Level: A position in a hierarchy. For example, a time dimension might have a hierarchy that represents data at the Month, Quarter, and Year levels.

Fact Table: A table in a star schema that contains facts and connected to dimensions. A fact table typically has two types of columns: those that contain facts and those that are foreign keys to dimension tables. The primary key of a fact table is usually a composite key that is made up of all of its foreign keys.

A fact table might contain either detail level facts or facts that have been aggregated (fact tables that contain aggregated facts are often instead called summary tables). A fact table usually contains facts with the same level of aggregation.

Example of Star Schema:

Star Schema Diagram

In the example sales fact table is connected to dimensions location, product, time and organization. It shows that data can be sliced across all dimensions and again it is possible for the data to be aggregated across multiple dimensions. “Sales Dollar” in sales fact table can be calculated across all dimensions independently or in a combined manner which is explained below.

  • Sales Dollar value for a particular product.
  • Sales Dollar value for a product in a location.
  • Sales Dollar value for a product in a year within a location.
  • Sales Dollar value for a product in a year within a location sold or serviced by an employee

 

Data Warehouse frequently asked interview Questions and Answers

1. What is a data warehouse?

A data warehouse is a collection of integrated data from one or more sources, used for data analysis and reporting. Several years of data is stored in data warehouse. Data is static and not a transactional.

2. What is a data mart?

A data mart is a subset of data warehouse. Data mart gives a clear understanding of the small portion of a data warehouse. For viewing, analyzing, reporting, and documentation, data mart will be better.

3. What is the difference between a data warehouse and data mart?

Data Warehouse comprises of all subject areas, where data mart is focused on a specific subject area.

4. What is a Dimensional Data Model?

Dimensional Data Model contains one or more dimension tables and fact tables and is used for calculating the summarized data. Dimensional Data Model is used in data warehouse and data marts.

5. What is a dimension?

Dimension table is also called as lookup or reference table. The data (foreign keys) in the fact table refers to the data (primary key) in the dimension and is used for validation and calculation purpose.

6. What is a slowly changing dimension (SCD)? What are types of SCD?

Dimensions that change over time are called slowly changing dimensions. Type1, Type2 and Type3 are three types of slowly changing dimensions.

7. What is a star schema?

Star Schema is a database schema, which contains one or more dimensions and fact table representing multidimensional data. It is called as star schema because the relationship between the fact tables and dimensions looks like a star.

8. What is OLAP data modeling?

OLAP stands for ONLINE ANALYTICAL PROCESSING. The approach by which data models are constructed for analyzing data is called as OLAP data modeling.
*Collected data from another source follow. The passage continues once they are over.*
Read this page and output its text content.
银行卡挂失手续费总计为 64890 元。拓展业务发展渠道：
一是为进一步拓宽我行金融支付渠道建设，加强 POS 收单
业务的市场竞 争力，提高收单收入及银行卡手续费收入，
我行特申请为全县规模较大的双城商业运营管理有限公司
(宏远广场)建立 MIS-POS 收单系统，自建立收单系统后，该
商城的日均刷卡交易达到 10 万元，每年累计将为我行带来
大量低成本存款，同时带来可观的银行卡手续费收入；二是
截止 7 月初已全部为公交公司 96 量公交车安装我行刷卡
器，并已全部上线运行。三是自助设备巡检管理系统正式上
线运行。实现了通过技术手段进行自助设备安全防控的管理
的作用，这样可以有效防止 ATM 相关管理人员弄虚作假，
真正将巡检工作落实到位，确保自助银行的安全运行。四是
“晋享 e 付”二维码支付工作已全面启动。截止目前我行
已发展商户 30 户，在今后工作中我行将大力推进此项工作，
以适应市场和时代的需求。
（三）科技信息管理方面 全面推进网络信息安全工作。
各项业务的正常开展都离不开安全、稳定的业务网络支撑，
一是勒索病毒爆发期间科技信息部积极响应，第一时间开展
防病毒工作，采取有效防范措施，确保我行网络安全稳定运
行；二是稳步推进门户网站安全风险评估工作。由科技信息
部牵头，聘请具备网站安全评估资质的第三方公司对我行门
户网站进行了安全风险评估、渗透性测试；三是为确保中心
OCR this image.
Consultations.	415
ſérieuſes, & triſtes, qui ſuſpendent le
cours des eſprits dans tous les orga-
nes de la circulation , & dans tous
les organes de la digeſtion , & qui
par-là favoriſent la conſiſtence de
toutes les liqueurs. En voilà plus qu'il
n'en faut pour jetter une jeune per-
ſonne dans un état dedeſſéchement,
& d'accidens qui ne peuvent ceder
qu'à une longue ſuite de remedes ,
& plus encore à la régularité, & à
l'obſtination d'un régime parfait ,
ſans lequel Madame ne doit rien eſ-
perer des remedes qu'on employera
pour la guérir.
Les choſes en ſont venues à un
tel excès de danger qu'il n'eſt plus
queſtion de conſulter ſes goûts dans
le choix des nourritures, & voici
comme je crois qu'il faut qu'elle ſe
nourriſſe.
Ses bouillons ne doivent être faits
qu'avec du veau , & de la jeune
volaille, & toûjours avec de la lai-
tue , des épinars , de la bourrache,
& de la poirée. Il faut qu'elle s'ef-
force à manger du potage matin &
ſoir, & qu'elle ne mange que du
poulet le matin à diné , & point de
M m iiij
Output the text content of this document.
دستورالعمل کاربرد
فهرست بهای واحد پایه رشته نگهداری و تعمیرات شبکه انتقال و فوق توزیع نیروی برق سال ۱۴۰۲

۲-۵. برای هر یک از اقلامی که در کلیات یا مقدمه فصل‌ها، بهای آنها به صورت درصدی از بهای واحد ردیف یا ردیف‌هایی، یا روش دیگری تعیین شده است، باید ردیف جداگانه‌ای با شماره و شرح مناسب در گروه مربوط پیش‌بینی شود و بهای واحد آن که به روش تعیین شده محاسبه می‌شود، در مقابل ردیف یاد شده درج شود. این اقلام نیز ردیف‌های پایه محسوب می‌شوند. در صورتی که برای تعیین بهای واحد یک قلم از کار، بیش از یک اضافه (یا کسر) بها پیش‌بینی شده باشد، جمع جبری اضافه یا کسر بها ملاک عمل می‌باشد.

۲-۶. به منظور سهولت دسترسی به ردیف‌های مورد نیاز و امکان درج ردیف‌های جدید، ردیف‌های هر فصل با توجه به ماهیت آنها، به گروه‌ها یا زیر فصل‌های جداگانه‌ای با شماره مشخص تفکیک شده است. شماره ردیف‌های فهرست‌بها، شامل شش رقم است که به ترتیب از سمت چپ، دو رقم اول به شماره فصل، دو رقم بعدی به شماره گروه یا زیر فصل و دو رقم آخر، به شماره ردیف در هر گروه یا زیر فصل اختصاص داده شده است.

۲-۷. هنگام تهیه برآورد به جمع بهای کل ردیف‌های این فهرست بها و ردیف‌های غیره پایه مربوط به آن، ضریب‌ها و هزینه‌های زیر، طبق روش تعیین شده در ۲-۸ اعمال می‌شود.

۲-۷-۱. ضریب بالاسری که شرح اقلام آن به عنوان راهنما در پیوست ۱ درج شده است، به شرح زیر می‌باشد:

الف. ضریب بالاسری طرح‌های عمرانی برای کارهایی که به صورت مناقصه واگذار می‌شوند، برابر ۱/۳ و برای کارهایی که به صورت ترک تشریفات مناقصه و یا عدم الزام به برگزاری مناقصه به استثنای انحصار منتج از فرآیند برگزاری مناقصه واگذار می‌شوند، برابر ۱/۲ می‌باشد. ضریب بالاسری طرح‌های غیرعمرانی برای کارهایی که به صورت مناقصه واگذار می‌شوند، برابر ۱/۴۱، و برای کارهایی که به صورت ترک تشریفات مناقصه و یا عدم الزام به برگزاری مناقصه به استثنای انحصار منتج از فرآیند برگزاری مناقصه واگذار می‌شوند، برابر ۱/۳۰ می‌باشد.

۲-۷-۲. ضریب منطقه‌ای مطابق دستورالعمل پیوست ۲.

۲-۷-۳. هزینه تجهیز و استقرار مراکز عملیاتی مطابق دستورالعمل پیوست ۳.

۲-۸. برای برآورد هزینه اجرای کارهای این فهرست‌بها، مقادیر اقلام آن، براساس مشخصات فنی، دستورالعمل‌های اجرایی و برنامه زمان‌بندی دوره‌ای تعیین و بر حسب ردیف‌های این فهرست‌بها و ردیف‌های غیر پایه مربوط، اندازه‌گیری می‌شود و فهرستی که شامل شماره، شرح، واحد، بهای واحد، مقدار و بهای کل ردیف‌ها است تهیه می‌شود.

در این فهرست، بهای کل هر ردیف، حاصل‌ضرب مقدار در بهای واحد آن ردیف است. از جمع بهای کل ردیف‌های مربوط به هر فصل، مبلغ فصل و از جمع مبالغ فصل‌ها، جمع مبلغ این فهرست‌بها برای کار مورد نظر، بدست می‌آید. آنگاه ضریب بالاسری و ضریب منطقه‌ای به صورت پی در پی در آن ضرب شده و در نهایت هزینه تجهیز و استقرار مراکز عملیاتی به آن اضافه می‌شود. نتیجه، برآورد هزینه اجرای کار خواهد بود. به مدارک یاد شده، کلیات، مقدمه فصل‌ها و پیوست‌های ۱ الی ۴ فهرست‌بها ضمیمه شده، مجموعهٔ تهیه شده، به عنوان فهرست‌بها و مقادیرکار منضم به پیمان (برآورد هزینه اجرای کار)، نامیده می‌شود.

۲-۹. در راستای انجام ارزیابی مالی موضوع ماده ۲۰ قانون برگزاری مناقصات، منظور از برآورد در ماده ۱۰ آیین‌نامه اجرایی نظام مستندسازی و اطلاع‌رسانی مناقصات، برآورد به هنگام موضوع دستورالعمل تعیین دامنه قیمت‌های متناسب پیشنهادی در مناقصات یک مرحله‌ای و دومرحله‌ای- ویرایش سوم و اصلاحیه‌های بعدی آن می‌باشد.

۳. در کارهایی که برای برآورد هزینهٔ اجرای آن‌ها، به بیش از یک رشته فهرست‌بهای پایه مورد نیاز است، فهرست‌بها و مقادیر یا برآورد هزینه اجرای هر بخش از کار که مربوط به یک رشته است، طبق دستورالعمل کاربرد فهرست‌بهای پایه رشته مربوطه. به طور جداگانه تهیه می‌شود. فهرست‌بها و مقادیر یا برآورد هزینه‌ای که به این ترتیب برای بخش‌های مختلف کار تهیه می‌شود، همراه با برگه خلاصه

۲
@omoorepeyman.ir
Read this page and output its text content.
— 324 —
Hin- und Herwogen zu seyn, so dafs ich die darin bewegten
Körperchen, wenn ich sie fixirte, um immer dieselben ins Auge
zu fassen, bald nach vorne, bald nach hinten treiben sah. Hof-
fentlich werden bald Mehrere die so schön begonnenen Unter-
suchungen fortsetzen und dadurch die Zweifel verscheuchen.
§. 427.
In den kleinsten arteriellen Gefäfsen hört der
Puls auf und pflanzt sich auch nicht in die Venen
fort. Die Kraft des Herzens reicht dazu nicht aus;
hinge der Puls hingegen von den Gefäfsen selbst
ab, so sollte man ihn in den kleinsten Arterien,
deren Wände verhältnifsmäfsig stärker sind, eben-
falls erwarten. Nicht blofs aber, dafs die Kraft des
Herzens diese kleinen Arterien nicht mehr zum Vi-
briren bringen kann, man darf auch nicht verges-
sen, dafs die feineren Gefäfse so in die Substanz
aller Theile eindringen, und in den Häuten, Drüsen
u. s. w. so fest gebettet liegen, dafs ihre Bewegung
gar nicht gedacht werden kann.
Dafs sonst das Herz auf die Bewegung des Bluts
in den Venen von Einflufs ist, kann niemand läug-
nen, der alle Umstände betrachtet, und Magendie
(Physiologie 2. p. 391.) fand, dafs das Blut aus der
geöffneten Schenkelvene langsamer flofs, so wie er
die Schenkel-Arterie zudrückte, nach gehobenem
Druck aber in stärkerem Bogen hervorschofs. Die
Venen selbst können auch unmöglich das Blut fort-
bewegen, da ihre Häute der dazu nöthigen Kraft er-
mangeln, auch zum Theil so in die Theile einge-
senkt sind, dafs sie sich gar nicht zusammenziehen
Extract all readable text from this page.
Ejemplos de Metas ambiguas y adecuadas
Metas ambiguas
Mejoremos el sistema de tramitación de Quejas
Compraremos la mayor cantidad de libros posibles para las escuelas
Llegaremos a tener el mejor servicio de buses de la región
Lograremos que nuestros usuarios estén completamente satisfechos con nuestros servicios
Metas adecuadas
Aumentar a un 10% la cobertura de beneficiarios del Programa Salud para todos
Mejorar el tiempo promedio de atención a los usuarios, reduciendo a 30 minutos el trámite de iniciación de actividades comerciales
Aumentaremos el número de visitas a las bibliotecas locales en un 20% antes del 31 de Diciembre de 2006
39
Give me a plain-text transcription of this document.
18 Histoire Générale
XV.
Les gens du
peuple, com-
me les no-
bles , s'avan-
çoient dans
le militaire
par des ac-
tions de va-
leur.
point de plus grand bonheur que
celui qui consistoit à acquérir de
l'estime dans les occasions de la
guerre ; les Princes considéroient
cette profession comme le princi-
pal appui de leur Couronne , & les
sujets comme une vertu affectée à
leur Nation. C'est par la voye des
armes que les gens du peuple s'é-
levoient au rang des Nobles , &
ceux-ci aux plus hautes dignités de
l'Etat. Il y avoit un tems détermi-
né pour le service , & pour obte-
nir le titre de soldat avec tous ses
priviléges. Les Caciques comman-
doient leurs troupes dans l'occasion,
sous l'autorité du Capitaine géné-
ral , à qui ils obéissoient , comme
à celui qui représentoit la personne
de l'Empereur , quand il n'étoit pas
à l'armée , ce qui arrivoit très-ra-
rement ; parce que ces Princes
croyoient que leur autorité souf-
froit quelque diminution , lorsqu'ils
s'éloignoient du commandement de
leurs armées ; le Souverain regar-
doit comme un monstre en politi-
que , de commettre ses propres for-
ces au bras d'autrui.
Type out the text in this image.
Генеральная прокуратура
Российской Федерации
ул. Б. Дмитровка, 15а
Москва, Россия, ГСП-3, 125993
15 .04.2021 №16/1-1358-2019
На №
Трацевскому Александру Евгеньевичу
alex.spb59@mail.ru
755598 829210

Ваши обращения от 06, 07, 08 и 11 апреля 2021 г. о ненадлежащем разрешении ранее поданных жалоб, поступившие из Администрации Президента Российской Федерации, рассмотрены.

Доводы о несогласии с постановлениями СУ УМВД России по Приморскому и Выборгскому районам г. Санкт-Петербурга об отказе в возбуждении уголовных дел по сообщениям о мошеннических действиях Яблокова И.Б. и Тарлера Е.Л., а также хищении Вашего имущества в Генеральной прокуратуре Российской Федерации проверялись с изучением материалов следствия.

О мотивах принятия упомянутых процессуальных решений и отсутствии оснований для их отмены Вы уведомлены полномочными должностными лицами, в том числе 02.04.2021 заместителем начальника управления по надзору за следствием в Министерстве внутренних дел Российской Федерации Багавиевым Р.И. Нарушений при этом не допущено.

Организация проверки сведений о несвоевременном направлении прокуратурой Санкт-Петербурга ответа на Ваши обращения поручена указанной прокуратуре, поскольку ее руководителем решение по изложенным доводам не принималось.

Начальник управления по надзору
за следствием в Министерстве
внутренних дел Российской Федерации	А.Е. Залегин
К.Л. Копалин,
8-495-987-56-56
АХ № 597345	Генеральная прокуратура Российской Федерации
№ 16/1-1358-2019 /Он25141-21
Example: Data Warehouse and Data Marts.

9. What is ETL?

ETL acronym stands for Extraction, Transformation and Loading. ETL is a process by which data stored in various sources are extracted, transformed and loaded into the Target Database.

10. What is a Fact table?

The centralized table in a star schema is called as Fact table. Fact table contains many columns referenced to dimension tables and standalone measure/fact columns. These facts or measure columns give useful and meaningful data based on some calculation.

11. What are the types of measure columns in a fact table?

Additive, Semi Additive and Non-Additive columns are three types of measure columns.

Additive means: Measures or facts that can be added across all columns.

Semi Additive means: Measures or fact that can be added across few columns.

Non Additive means: Measures that cannot be added across all dimensions.

12. What are the steps to create a Data Warehouse?

The various steps are: Analyzing the data from different sources, Data Modeling, creating databases, designing etl process, extracting data from various sources, transforming the data, loading the data into target data warehouse database/target Data Mart databases. From database, reports are generated as per the needs.